In my opinion, I think I did pretty well for the five weeks that we’ve spent in practicing this language. I’ve got a bunch of vocabulary setup on an excel sheet and wanted to continue going strong with my studies in Lusoga.
In terms of what goes on in the oral assessment for Lusoga, we went from the easy questions to the more difficult questions that was testing our ability to function at a higher level.
|– What’s your name?
– Where do you live?
– Do you have parents in America?
|– What do you do everyday in Uganda?
– What is Peace Corps?
– Tell me how you traveled to Uganda from America.
|– What is the story about in the book you are reading?
– You are the scene of an accident, describe what has just happened.
-Elaboration and describing various locations and scenarios.
As the oral assessment, also known as the LPI (Language Proficiency I_______________), the questions we are asked go from simple to advanced levels of questions. Our ability to answer, our ability to maintain focus within the target language without trying to translate from English out loud is where we are being assessed on performance. This includes our ability to keep a conversation going and asking questions as well.
Where do you think you placed?
I REALLY want to say that I could have gotten ~ Intermediate-Mid, but who knows and who cares.
The standard proficiency level for us, in Peace Corps Uganda at least, is Intermediate Low. Proficiency levels can vary across countries, some countries you are not able to apply for unless you already have proficiency in their language, i.e. South American countries.
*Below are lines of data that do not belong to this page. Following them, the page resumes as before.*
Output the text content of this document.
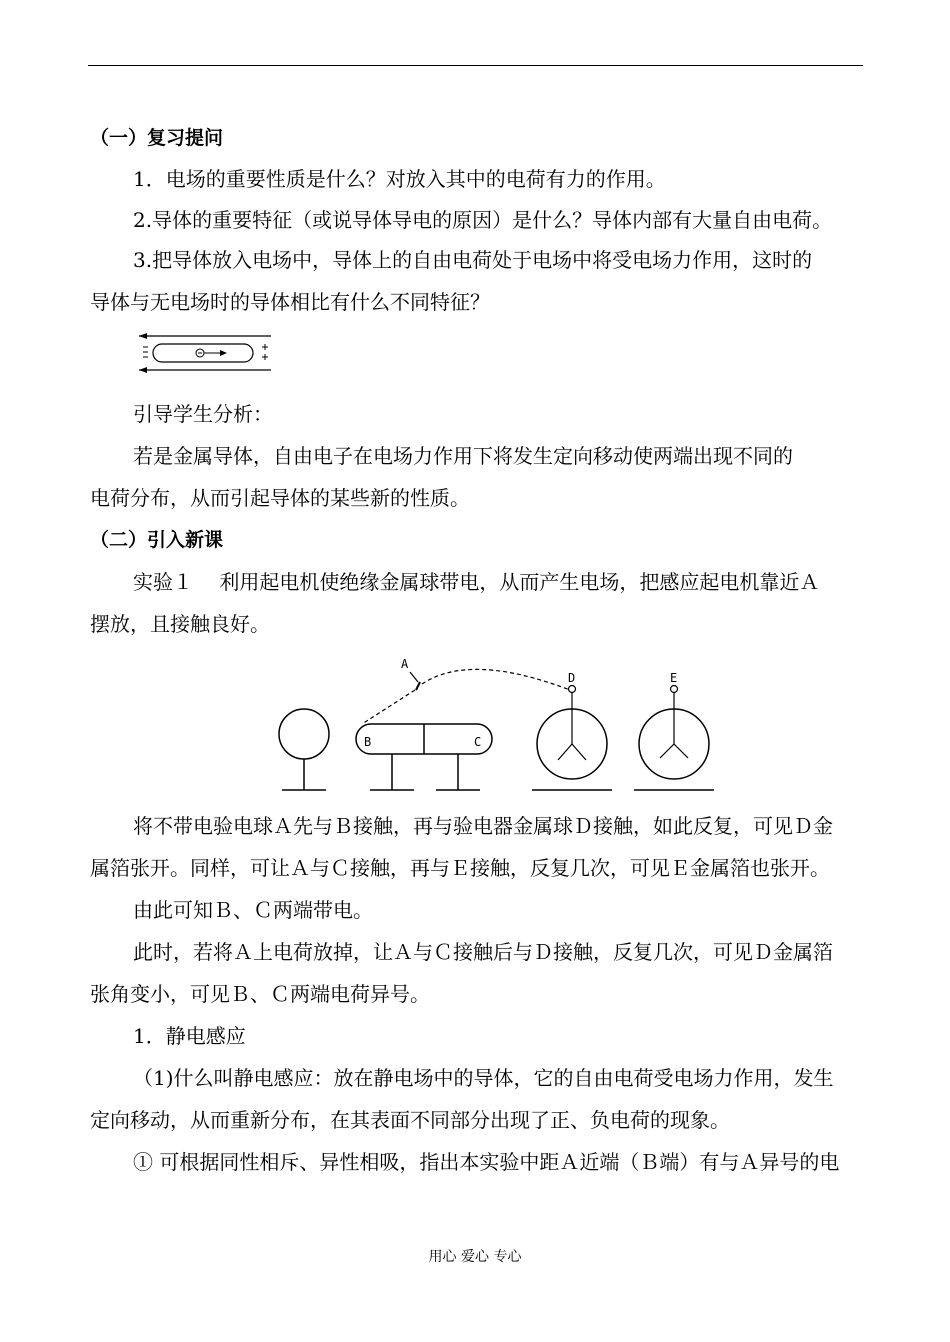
（一）复习提问
1．电场的重要性质是什么？对放入其中的电荷有力的作用。
2.导体的重要特征（或说导体导电的原因）是什么？导体内部有大量自由电荷。
3.把导体放入电场中，导体上的自由电荷处于电场中将受电场力作用，这时的
导体与无电场时的导体相比有什么不同特征？
引导学生分析：
若是金属导体，自由电子在电场力作用下将发生定向移动使两端出现不同的
电荷分布，从而引起导体的某些新的性质。
（二）引入新课
实验１　 利用起电机使绝缘金属球带电，从而产生电场，把感应起电机靠近Ａ
摆放，且接触良好。
B	C
A
D	E
将不带电验电球Ａ先与Ｂ接触，再与验电器金属球Ｄ接触，如此反复，可见Ｄ金
属箔张开。同样，可让Ａ与Ｃ接触，再与Ｅ接触，反复几次，可见Ｅ金属箔也张开。
由此可知Ｂ、Ｃ两端带电。
此时，若将Ａ上电荷放掉，让Ａ与Ｃ接触后与Ｄ接触，反复几次，可见Ｄ金属箔
张角变小，可见Ｂ、Ｃ两端电荷异号。
1．静电感应
（1)什么叫静电感应：放在静电场中的导体，它的自由电荷受电场力作用，发生
定向移动，从而重新分布，在其表面不同部分出现了正、负电荷的现象。
① 可根据同性相斥、异性相吸，指出本实验中距Ａ近端（Ｂ端）有与Ａ异号的电
用心 爱心 专心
To me, the result doesn’t matter as much. I’m confident enough to say that I have passed, but I have other things in mind. For one thing, I don’t plan on making fluency my goal. For these kinds of skills, life skills that I will want to carry for as long as possible, I create habits instead.
My habit for Lusoga… is to study at least 5 NEW words a day and make ONE new sentence using the words I have learned, everyday.
I learned this kind of way of framing learning from skimming through the self-help books I used to read lol. So, I’m not really sure where I can credit this. By thinking this way, I won’t have as much anxiety about trying to reach a certain proficiency by a certain date because if I’m practicing everyday, I will be learning no matter what.
So what’s next?
Technical Immersion tiiiiime.
Our next phase in training will be something called Technical Immersion.
Technical Immersion is about learning about what we can do at our jobs. Many of us have had some level of training or understanding to function in our jobs, we just need to be shown the ropes of what there is to do in Uganda. Because of this, it is a short, but intense, week-long training to learn about our sector-specific responsibilities.